A prominent local executive has been chosen as the new president of the National Federation of Independent Business, the small-business trade group that is one of Washington's most influential lobbies.
Todd A. Stottlemyer, a self-described political junkie, is chief executive of Apogen Technologies Inc., a McLean government contractor that was recently sold to a British technology firm. He will replace S. Jackson Faris, 63, who is retiring early next year after 13 years as head of the 600,000-member organization.
In surveys of clout in the capital, the NFIB has routinely ranked in the top five lobbying groups largely because of its highly disciplined campaigns and its fealty to Republicans who control the White House and Congress.
The choice of Stottlemyer, which was confirmed by people familiar with the search who spoke on the condition of anonymity because the appointment has not been announced, is in keeping with a tradition at the NFIB to hire as its senior officer a person with experience in small business. Faris ran his own business and consulted businesses before being chosen to head the group, which has 1,000 employees, a $90 million annual budget and offices in every state and the District. It is headquartered in Nashville.
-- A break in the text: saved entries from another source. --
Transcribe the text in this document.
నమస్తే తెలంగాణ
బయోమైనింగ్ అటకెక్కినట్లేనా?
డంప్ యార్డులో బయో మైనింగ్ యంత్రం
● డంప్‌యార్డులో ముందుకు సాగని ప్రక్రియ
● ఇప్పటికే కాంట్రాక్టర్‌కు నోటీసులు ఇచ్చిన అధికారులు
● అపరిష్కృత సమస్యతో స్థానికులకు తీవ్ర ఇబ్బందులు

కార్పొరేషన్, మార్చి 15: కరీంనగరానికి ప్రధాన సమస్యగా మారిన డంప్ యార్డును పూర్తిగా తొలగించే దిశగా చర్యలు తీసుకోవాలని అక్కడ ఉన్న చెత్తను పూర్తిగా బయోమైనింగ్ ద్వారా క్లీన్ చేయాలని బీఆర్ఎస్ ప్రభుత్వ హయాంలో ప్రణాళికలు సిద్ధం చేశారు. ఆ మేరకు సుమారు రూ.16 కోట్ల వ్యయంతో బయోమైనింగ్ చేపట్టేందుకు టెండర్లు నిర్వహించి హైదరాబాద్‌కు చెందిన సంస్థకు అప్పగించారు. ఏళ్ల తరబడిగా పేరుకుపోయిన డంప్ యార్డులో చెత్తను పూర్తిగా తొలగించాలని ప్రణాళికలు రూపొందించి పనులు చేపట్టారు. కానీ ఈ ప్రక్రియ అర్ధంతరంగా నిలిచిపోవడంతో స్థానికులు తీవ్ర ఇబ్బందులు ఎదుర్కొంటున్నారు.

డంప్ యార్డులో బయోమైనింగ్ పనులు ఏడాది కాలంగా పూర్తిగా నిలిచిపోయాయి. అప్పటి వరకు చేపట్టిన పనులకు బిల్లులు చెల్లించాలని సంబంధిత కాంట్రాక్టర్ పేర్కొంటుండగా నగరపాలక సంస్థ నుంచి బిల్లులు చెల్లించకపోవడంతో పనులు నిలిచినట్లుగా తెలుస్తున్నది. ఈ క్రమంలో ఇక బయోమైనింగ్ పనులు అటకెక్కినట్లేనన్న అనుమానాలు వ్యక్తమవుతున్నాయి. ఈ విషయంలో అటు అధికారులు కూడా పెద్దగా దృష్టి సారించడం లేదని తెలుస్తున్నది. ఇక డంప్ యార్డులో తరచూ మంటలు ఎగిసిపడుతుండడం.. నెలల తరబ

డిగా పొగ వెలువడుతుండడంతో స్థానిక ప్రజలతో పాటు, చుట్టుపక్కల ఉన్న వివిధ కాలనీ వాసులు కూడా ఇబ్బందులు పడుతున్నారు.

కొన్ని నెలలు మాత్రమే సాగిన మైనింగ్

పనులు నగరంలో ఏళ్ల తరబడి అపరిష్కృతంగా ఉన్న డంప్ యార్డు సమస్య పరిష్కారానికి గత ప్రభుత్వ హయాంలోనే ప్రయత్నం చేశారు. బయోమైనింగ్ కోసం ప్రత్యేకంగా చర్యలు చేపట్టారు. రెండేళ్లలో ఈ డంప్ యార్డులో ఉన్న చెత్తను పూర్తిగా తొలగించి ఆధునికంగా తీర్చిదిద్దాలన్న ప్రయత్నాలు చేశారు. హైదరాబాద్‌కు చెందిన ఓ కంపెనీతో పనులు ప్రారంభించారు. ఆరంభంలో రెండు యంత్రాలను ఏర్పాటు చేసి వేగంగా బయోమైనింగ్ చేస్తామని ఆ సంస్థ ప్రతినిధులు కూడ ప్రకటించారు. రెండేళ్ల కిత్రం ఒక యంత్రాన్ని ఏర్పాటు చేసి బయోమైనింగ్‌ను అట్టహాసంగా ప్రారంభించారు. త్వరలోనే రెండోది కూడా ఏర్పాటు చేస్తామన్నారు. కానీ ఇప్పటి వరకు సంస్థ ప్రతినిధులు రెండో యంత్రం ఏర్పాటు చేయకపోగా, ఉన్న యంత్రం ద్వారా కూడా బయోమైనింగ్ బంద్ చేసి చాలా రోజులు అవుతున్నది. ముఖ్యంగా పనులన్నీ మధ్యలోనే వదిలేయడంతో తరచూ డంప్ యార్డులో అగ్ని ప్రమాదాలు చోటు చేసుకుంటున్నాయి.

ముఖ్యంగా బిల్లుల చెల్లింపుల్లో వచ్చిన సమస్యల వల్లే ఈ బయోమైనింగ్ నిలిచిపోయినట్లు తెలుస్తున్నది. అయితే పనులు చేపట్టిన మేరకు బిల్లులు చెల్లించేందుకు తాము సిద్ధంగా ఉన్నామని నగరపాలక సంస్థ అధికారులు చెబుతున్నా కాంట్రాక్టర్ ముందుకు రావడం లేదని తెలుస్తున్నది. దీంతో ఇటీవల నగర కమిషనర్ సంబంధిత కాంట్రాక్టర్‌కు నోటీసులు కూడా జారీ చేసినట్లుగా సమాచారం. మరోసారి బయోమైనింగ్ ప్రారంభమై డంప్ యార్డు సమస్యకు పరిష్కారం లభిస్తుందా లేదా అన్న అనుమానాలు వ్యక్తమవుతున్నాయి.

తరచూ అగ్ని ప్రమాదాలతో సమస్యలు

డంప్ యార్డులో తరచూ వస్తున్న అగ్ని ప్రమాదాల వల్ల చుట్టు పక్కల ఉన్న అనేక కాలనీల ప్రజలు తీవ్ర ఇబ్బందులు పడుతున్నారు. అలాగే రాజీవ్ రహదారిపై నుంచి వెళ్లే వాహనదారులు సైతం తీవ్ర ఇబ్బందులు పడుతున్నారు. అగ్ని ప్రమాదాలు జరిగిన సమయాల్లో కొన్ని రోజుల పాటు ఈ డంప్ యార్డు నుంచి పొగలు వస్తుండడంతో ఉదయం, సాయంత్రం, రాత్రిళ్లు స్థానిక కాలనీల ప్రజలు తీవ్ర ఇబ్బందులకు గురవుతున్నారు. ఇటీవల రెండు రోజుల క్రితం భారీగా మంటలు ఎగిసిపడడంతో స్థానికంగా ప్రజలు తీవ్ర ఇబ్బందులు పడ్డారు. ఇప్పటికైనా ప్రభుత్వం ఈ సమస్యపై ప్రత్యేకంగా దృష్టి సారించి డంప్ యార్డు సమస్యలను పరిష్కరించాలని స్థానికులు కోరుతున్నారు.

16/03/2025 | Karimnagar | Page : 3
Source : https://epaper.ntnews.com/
Faris lived in Nashville. Stottlemyer is expected to continue to live in the Washington area.
Donald A. Danner, the NFIB's executive vice president for policy and political operations, was considered the leading internal candidate for president. As one of Washington's most experienced and respected lobbying managers, Danner is expected to remain with the organization under Stottlemyer.
A spokesman for the NFIB declined to comment. Stottlemyer could not be reached. An announcement about the NFIB's new chief executive was scheduled for Monday.
Stottlemyer has been considered one of the rising stars of the Washington area technology community. Three months ago his homeland security and government contracting company was acquired by Qinetiq Ltd., of Hampshire, England, for about $300 million in cash. Apogen was privately owned and Stottlemyer was one of the shareholders.
The deal was one of the biggest acquisitions in the tech sector this year and many close observers credited Stottlemyer for Apogen's fast growth. The company was founded in 2004 when ITS Services Inc., of Springfield, merged with Science & Engineering Associates Inc. of New Orleans. In less than two years, the merged firm grew to have 900 employees and $205 million in annual revenue.
Before taking the helm at Apogen, Stottlemyer spent 15 years rising through the ranks of the large government contractor BDM International Inc. and BTG Inc., where he was chief financial officer.
An affable figure with a big laugh and thick shock of silver-white hair, Stottlemyer -- who sometimes describes politics as his hobby -- is equally well known in the Washington region for his beyond-the-boardroom activities. He is known to be a friend of Rep. Thomas M. Davis III (R-Va.), who was one of about 100 people considered for the job.
"He's been very successful on the business side, but has had a lot of experience in the policy side as well," said Stan Z. Soloway, president of the Professional Services Council, an industry organization.
Stottlemyer was chairman of the Fairfax County Chamber of Commerce from in 1998 and 1999. He helped found the Northern Virginia Technology Council and now is that organization's vice chairman. The father of four is also on the boards of the Inova Health System Foundation and the American Red Cross of the National Capital Region.
The search for Faris's successor was conducted by Korn/Ferry International.